HIGH-RISK EXPERIMENTS

  • Relaxed standards for protection (Sec. 731): VA whistleblowers will no longer have to demonstrate a reasonable belief for their disclosures of alleged wrongdoing. They will only have to disclose a “potential” act of misconduct. Increased protection for responsible whistleblowers is badly needed by the VA. But since passage of the Whistleblower Protection Enhancement Act, the reasonable belief test has been a fair balance to distinguish between genuine and frivolous disclosures. The danger is that whistleblowers’ credibility generally could be reduced, due to a few employees who take advantage of the new slack.
  • Two strikes and you’re out disciplinary penalties (Sec. 733): If there is any finding of retaliation, a supervisor must receive a 12-day suspension for a first offense, and termination for a second. Accountability through tough penalties is long overdue, but the bill cancels the normal foundations for justice. For example, discipline would be mandatory after any negative investigative findings by the Special Counsel or Inspector General. For all other agencies, the Whistleblower Protection Act requires the Special Counsel to win a Merit System Protection Board hearing under tougher standards for discipline than to block retaliation. Until now, no OIG’s have had authority to go beyond investigative reports and act as judge and jury. Combined with already drastically reduced MSPB appeal rights for VA employees and cancelation of intra-agency appeals, this extraordinary power creates vulnerability for a “rush to punish” that easily could sweep genuine whistleblowers into a pre-textual trap without the WPA to shield against abuse.

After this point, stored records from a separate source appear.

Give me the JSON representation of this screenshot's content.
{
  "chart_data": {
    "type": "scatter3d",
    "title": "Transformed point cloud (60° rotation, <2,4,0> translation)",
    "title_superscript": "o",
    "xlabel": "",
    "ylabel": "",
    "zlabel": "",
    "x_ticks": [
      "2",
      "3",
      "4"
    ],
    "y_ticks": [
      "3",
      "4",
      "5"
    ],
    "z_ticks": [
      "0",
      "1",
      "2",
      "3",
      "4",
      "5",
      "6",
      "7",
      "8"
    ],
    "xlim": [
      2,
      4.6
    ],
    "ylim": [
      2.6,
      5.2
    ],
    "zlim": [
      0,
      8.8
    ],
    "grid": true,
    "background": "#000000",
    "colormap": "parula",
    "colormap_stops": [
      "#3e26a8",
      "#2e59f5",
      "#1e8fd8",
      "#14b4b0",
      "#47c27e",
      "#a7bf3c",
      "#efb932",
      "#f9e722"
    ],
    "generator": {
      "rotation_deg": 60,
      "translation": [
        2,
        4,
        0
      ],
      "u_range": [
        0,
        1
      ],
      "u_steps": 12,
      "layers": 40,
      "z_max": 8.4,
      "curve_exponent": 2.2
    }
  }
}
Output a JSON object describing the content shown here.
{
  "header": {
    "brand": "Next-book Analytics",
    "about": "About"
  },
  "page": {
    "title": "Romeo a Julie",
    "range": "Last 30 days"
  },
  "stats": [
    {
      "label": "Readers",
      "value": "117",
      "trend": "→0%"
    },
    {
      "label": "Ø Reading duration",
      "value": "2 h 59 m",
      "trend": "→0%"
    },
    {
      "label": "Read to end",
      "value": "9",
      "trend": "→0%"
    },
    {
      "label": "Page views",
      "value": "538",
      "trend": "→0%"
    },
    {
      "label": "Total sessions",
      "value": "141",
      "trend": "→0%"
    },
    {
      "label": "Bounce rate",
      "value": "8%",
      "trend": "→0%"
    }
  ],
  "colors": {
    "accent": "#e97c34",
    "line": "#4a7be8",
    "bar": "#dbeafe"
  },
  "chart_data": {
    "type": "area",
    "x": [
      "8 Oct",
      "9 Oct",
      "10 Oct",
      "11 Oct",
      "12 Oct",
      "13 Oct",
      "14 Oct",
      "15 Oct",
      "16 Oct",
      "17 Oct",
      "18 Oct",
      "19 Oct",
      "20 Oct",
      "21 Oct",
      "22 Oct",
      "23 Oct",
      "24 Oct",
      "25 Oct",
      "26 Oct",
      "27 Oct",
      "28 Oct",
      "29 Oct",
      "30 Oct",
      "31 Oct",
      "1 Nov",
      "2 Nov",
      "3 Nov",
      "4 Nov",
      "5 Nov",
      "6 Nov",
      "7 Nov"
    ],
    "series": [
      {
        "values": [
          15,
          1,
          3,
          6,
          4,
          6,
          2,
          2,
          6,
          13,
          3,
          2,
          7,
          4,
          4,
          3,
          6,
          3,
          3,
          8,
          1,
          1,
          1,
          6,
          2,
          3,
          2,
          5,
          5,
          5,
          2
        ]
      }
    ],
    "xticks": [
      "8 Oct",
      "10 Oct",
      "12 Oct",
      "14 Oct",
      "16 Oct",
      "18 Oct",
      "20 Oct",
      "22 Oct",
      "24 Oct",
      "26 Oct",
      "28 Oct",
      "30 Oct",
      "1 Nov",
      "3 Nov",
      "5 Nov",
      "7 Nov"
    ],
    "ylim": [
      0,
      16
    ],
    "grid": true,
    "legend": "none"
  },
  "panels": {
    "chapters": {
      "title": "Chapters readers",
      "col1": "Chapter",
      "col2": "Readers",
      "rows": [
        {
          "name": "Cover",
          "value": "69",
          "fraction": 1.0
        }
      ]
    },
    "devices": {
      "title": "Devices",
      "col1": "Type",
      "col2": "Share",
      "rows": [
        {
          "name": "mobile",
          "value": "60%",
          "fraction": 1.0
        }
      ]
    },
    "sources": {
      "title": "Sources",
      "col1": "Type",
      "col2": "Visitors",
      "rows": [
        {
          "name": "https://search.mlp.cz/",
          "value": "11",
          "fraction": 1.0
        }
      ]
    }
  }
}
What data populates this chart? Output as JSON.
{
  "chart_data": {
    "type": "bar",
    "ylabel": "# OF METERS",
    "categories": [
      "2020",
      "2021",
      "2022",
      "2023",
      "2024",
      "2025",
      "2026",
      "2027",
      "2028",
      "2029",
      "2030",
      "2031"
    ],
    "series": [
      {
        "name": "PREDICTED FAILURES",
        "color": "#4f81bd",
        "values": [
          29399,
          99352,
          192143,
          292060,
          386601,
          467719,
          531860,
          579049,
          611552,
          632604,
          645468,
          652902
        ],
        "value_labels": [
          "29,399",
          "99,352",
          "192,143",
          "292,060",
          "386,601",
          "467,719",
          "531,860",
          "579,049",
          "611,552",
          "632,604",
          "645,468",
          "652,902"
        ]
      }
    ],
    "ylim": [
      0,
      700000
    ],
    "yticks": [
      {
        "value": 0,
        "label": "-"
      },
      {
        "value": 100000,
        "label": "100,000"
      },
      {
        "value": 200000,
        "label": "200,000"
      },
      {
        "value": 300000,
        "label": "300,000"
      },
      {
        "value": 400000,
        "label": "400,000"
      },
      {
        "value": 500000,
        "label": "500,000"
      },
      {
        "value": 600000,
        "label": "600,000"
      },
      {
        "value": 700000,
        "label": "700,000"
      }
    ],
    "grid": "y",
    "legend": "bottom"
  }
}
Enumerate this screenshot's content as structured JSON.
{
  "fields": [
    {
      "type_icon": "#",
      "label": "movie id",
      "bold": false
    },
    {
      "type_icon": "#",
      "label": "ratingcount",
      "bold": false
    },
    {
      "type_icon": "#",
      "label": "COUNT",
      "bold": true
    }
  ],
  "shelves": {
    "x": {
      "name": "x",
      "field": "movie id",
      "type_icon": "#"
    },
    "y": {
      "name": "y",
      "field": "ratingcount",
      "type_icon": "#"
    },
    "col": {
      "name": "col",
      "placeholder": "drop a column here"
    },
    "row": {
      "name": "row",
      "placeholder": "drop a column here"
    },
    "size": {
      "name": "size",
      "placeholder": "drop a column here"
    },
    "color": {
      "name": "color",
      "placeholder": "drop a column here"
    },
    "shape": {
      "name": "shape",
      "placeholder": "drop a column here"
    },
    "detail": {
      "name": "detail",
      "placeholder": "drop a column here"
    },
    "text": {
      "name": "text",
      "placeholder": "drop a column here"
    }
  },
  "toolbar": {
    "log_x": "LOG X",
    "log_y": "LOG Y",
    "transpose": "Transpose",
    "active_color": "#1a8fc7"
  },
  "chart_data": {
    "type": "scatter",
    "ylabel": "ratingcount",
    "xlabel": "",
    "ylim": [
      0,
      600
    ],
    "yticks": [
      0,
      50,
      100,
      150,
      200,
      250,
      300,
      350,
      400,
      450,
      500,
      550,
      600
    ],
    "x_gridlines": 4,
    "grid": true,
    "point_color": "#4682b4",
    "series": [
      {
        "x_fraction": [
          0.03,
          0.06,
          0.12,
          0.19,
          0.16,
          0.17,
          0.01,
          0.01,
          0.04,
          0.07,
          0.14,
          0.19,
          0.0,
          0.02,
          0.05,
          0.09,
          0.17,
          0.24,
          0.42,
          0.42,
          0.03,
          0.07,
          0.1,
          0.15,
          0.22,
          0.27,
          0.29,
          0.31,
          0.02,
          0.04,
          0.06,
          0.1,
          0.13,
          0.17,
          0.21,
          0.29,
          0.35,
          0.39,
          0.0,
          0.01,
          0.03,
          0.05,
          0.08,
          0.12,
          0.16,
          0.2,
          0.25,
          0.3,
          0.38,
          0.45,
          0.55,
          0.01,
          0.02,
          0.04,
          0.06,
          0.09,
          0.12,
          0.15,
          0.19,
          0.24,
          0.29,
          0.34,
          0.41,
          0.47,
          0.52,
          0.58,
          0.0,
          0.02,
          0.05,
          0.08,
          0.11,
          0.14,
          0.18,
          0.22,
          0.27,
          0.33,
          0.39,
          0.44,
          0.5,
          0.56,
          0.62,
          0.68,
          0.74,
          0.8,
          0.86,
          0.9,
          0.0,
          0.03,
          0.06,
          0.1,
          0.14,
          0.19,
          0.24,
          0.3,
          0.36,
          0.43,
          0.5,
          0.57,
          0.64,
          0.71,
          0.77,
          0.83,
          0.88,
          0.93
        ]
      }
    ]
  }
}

  • Cumbersome disclosure process (Sec. 732): The good news is that this provision will end the tradition of ignoring whistleblowers except to retaliate. From the first line supervisor to the Secretary, the VA will have to respond. The bad news is that the response is a mandatory memo for every disclosure within four days, at each stage in the chain of command. The memo model could create a severe backlash against whistleblowers, and substitute empty paperwork responses for actual work with whistleblowers to make a difference.

On balance, this is a high-stakes, well intentioned but potentially dangerous law with significant breakthroughs but potential land mines for whistleblowers. Congress should monitor its implementation closely, and act on lessons learned rather than viewing the legislation as a final solution.